Perhaps the closest classical music gets to this level of interaction is TwoSet Violin, Australian violinists Brett Yang and Eddy Chen, who since 2013 have posted videos on YouTube that range from hilariously silly to profoundly geeky, always with a deep affection and knowledge of the classical music world. Originally started as a hobby, with the two of them editing videos on trains between concerts, their YouTube channel now has 3.78 million subscribers, with over a billion views. They sell their own apparel, have devised a virtual ‘escape room’ for fans, crowdfunded their 2017 sell-out world tour, and have worked with violinists such as Hilary Hahn, Maxim Vengerov and Ray Chen.
As with Hahn, their relationship with their fans has never been about statistics. Yang explains: ‘When you study marketing or PR, it’s always about the view count, how many subscribers you get. We’ve always worked backwards and asked what type of content is meaningful for our fans? How do we move them in a way that’s of value? Could it be to practise more, or to introduce them to learning more about classical music and the values we share?

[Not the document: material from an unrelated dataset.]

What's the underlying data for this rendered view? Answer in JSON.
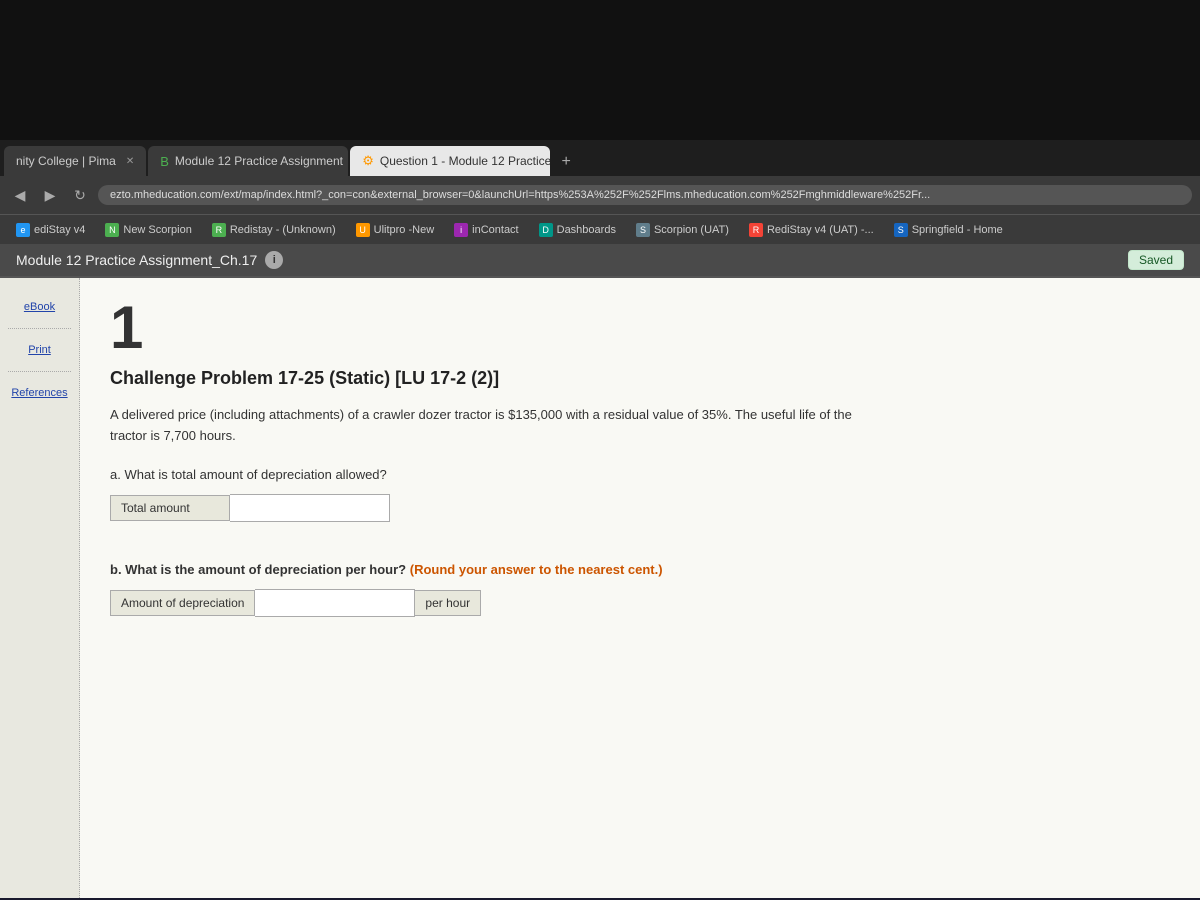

Our approach is, views should come naturally rather than going for what gets views first.’
At the average TwoSet concert they spend more time signing photographs afterwards than playing during it, and their real-world interactions are often very powerful: ‘The real feedback for us is when we’re having lunch and people come up and say, “I’m starting to love my instrument again”, “I’m a banker and I’ve started having lessons”, or “I’ve started to go to classical music concerts because of your video content.” It’s not measurable, but we get these comments wherever we go and that’s really motivating.’
Their care for their fans benefits the entire classical world, says Yang: ‘Everyone’s scrambling for what’s there but what we did, unintentionally at the beginning, is to increase that pie so that more people come into the world of classical music and there’s more for everyone. We consistently try to fulfil that purpose, to bring classical music to everyone and try to make it more relevant, not just to our generation, but to the next. That gives us a sense of purpose and when we have that in mind, we get more creative and entrepreneurial.’

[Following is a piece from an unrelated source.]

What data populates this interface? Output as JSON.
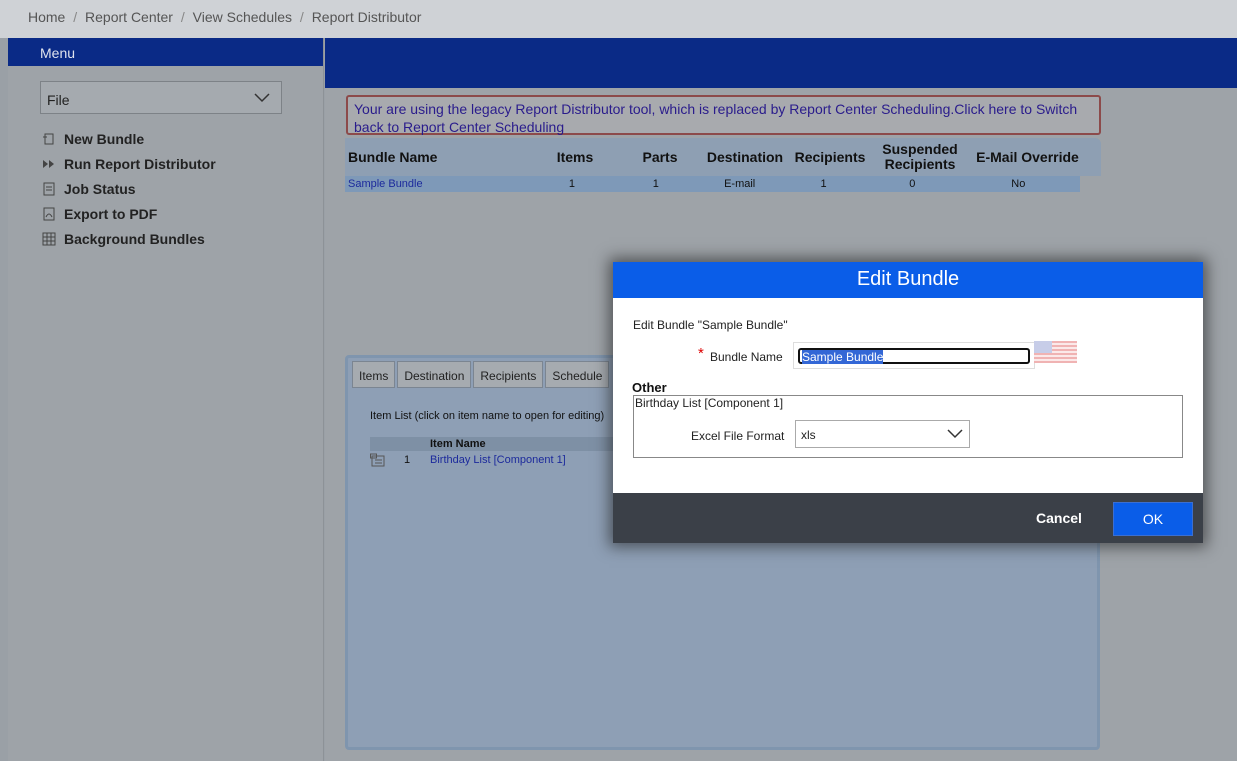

Steven Isserlis is now active on both Twitter and Facebook, often using the latter to post full-length articles on musical subjects. Yet he prefers the personal touch over impersonal ‘likes’ and clicks, and still answers his fan mail: ‘If they’re enthusiastic about you it’s only gracious to thank them, although you can’t thank everybody for everything they say.’
And maybe there is something to be said about the special buzz to the old ways, as Dunn suggests: ‘There is a thrill in writing to someone far greater than oneself and receiving a reply. In the old, analogue world I would leave the reply on the letter tray, waiting for the right moment to read it. It brought an excitement that is now lost. The trick of slitting the envelope open with a letter knife and not cutting the letter in two has probably gone, also.’
I rather suspect the 17-year-old me these days might spend a lot of time on YouTube and be more likely to click a follow or like button, maybe escalating to an email when deeply moved. But maybe what really matters is that teenagers still care about classical musicians and their music.